Volume 12, Number 23, December 2022

Language-Agnostic Text Processing for Information Extraction

  Authors

Karthika Vijayan and Oshin Anand, Sahaj AI, Bangalore, India

  Abstract

Information extraction from multilingual text for conversational AI generally implements natural language understanding (NLU) using multiple language-specific models, which may not be available for low resource languages or code mixed scenarios. In this paper, we study the implementation of multilingual NLU by development of a language agnostic processing pipeline. We perform this study using the case of a conversational assistant, built using the RASA framework. The automatic assistants for answering text queries are built in different languages and code mixing of languages, while doing so, experimentation with different components in an NLU pipeline is conducted. Sparse and dense feature extraction accomplishes the language agnostic composite featurization of text in the pipeline.

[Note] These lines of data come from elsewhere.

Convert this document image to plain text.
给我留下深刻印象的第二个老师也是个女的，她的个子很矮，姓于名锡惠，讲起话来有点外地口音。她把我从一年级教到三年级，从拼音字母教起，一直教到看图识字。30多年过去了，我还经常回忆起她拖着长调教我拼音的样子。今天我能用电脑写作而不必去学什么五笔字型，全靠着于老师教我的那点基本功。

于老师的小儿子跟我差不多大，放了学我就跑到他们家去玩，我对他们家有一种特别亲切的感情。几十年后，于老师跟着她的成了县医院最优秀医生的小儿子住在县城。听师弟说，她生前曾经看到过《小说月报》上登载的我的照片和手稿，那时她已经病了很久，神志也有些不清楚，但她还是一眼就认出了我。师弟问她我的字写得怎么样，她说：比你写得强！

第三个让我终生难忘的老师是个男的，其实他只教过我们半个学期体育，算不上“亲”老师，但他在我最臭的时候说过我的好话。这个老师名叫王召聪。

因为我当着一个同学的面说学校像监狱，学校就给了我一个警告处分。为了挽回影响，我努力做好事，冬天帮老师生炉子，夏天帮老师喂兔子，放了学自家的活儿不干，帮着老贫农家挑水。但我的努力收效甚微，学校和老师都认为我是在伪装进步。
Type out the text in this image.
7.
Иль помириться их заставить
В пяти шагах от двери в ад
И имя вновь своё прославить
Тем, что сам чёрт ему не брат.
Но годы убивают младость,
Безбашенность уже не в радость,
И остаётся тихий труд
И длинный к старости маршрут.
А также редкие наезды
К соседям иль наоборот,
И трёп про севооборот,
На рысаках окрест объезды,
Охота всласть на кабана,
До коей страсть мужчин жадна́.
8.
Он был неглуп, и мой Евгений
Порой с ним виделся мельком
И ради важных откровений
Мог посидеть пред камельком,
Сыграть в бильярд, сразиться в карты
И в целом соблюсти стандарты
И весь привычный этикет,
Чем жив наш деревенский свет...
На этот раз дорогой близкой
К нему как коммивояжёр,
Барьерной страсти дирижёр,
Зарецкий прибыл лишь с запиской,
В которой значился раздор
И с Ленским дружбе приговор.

We perform experiments with intent classification and entity extraction as part of information extraction. The efficacy of the language agnostic NLU pipeline is showcased when (i) dedicated language models are not available for all languages of our interest, and (ii) in case of code mixing. Our experiments delivered accuracies in intent classification of 98.49%, 96.41% and 97.98% for same queries in English, Hindi and Malayalam languages, respectively, without any dedicated language models.

  Keywords

Information Extraction, Multilingual Text, Natural Language Understanding, Language Agnostic Processing, Composite features.